Longe estão a doutrina e a jurisprudência de chegarem a um consenso. Parte notória [11] da doutrina entende que o único pressuposto de sua aplicação é a dúvida objetivo, dispensada investigação de outros critérios (em especial, a tão polêmica "má-fé"). Outra parte respeitável defende sua aplicação ampla, objetivando a mitigação do formalismo em nome da instrumentalidade das formas e economia processual [12]. A jurisprudência majoritária do STJ, por sua vez, entende como pressupostos a existência de dúvida objetiva, a ausência de erro grosseiro e a interposição tempestiva [13].

1.Requisitos:

Por uma escolha didática (expor o mais restritivo) e hierárquica, optamos por ilustrar os requisitos reconhecidos pelo STJ atualmente, embora discordemos de seu conteúdo:

a)Existência de dúvida objetiva

Defendem que, diante de uma sistemática simples em que a dúvida é excepcional, faz-se míster que exista dúvida suficientemente generalizada na doutrina ou na jurisprudência a respeito do recurso próprio, não bastando a insegurança pessoal do profissional do direito. Isso quer dizer que a dúvida deve ser oriunda do próprio sistema recursal, não do despreparo intelectual dos operadores.
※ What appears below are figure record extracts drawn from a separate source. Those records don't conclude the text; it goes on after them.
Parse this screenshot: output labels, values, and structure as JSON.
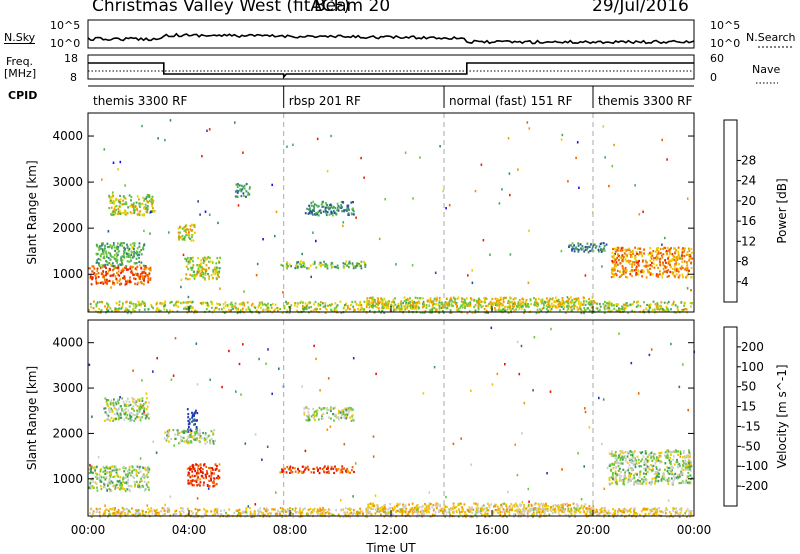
{
  "header": {
    "title": "Christmas Valley West (fitACF)",
    "beam": "Beam 20",
    "date": "29/Jul/2016"
  },
  "strip_labels": {
    "nsky": "N.Sky",
    "nsky_ticks": [
      "10^5",
      "10^0"
    ],
    "nsearch": "N.Search",
    "nsearch_ticks": [
      "10^5",
      "10^0"
    ],
    "freq_line1": "Freq.",
    "freq_line2": "[MHz]",
    "freq_ticks": [
      "18",
      "8"
    ],
    "nave": "Nave",
    "nave_ticks": [
      "60",
      "0"
    ],
    "cpid": "CPID"
  },
  "cpid_modes": [
    {
      "label": "themis 3300 RF",
      "start_h": 0.0,
      "end_h": 7.75
    },
    {
      "label": "rbsp 201 RF",
      "start_h": 7.75,
      "end_h": 14.1
    },
    {
      "label": "normal (fast) 151 RF",
      "start_h": 14.1,
      "end_h": 20.0
    },
    {
      "label": "themis 3300 RF",
      "start_h": 20.0,
      "end_h": 24.0
    }
  ],
  "chart_data": [
    {
      "type": "heatmap",
      "title": "",
      "xlabel": "Time UT",
      "ylabel": "Slant Range [km]",
      "xlim": [
        0,
        24
      ],
      "ylim": [
        180,
        4500
      ],
      "x_ticks": [
        "00:00",
        "04:00",
        "08:00",
        "12:00",
        "16:00",
        "20:00",
        "00:00"
      ],
      "y_ticks": [
        1000,
        2000,
        3000,
        4000
      ],
      "colorbar": {
        "label": "Power [dB]",
        "ticks": [
          "4",
          "8",
          "12",
          "16",
          "20",
          "24",
          "28"
        ],
        "colors": [
          "#1010ee",
          "#2a4aa0",
          "#3a8080",
          "#48a858",
          "#6cc838",
          "#e8d000",
          "#f09800",
          "#f06000",
          "#e82000"
        ]
      },
      "regions": [
        {
          "t0": 0.0,
          "t1": 23.9,
          "r0": 180,
          "r1": 430,
          "v": 0.55
        },
        {
          "t0": 0.0,
          "t1": 2.5,
          "r0": 800,
          "r1": 1200,
          "v": 0.85
        },
        {
          "t0": 0.3,
          "t1": 2.2,
          "r0": 1200,
          "r1": 1700,
          "v": 0.4
        },
        {
          "t0": 0.8,
          "t1": 2.6,
          "r0": 2300,
          "r1": 2750,
          "v": 0.55
        },
        {
          "t0": 3.5,
          "t1": 4.2,
          "r0": 1750,
          "r1": 2100,
          "v": 0.6
        },
        {
          "t0": 3.8,
          "t1": 5.2,
          "r0": 900,
          "r1": 1400,
          "v": 0.55
        },
        {
          "t0": 5.8,
          "t1": 6.4,
          "r0": 2700,
          "r1": 3000,
          "v": 0.35
        },
        {
          "t0": 8.5,
          "t1": 10.5,
          "r0": 2300,
          "r1": 2600,
          "v": 0.3
        },
        {
          "t0": 7.5,
          "t1": 11.0,
          "r0": 1150,
          "r1": 1300,
          "v": 0.45
        },
        {
          "t0": 11.0,
          "t1": 20.0,
          "r0": 300,
          "r1": 520,
          "v": 0.6
        },
        {
          "t0": 19.0,
          "t1": 20.5,
          "r0": 1500,
          "r1": 1700,
          "v": 0.3
        },
        {
          "t0": 20.7,
          "t1": 23.9,
          "r0": 950,
          "r1": 1600,
          "v": 0.75
        }
      ]
    },
    {
      "type": "heatmap",
      "title": "",
      "xlabel": "Time UT",
      "ylabel": "Slant Range [km]",
      "xlim": [
        0,
        24
      ],
      "ylim": [
        180,
        4500
      ],
      "x_ticks": [
        "00:00",
        "04:00",
        "08:00",
        "12:00",
        "16:00",
        "20:00",
        "00:00"
      ],
      "y_ticks": [
        1000,
        2000,
        3000,
        4000
      ],
      "colorbar": {
        "label": "Velocity [m s^-1]",
        "ticks": [
          "200",
          "100",
          "50",
          "15",
          "-15",
          "-50",
          "-100",
          "-200"
        ],
        "colors": [
          "#2030c0",
          "#2f6e8a",
          "#3d9a5a",
          "#6cc838",
          "#cccccc",
          "#f0c800",
          "#f09800",
          "#f06000",
          "#e81000"
        ]
      },
      "regions": [
        {
          "t0": 0.0,
          "t1": 23.9,
          "r0": 180,
          "r1": 380,
          "v": 0.6
        },
        {
          "t0": 0.0,
          "t1": 2.4,
          "r0": 750,
          "r1": 1300,
          "v": 0.44
        },
        {
          "t0": 0.6,
          "t1": 2.4,
          "r0": 2300,
          "r1": 2800,
          "v": 0.44
        },
        {
          "t0": 3.9,
          "t1": 4.3,
          "r0": 2050,
          "r1": 2600,
          "v": 0.03
        },
        {
          "t0": 3.9,
          "t1": 5.2,
          "r0": 850,
          "r1": 1350,
          "v": 0.93
        },
        {
          "t0": 3.0,
          "t1": 5.0,
          "r0": 1800,
          "r1": 2100,
          "v": 0.44
        },
        {
          "t0": 7.5,
          "t1": 10.5,
          "r0": 1150,
          "r1": 1300,
          "v": 0.9
        },
        {
          "t0": 8.5,
          "t1": 10.5,
          "r0": 2300,
          "r1": 2600,
          "v": 0.44
        },
        {
          "t0": 11.0,
          "t1": 20.0,
          "r0": 280,
          "r1": 480,
          "v": 0.6
        },
        {
          "t0": 20.6,
          "t1": 23.9,
          "r0": 900,
          "r1": 1650,
          "v": 0.44
        }
      ]
    }
  ]
}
Ainda, exigem que a problemática seja atual, não podendo aproveitar questões já pacificadas que no passado eram controvertidas - nesse sentido, cabe o exemplo do ato que exclui litisconsorte do processo: no passado, o recurso próprio foi amplamente debatido, sem haver consenso entre os aplicadores. Recentemente, no entanto, pacificou o STJ (órgão incumbido de uniformizar a interpretação da lei federal no Brasil) o entendimento de que o recurso cabível é nitidamente o agravo de instrumento, constituindo erro grosseiro interpor apelação (REsp 184.829; rel. Min. Sálvio de Figueiredo Teixeira (1998)). Outro exemplo de polêmica ultrapassada diz respeito ao recurso próprio contra decisão que homologa conta no processo de execução - STJ já editou até Súmula sobre o tema, n. 118, afirmando que somente é cabível agravo de instrumento.

Como se pode observar nos exemplos polêmicos ilustrados no tópico anterior, a referida "dúvida" se deu em duas ordens diversas: nas primeiras três hipóteses, tratamos de divergência de classificação de determinados atos judiciais pelos aplicadores e profissionais do direito; nas duas últimas, abordamos a problemática de designação incorreta por parte do CPC.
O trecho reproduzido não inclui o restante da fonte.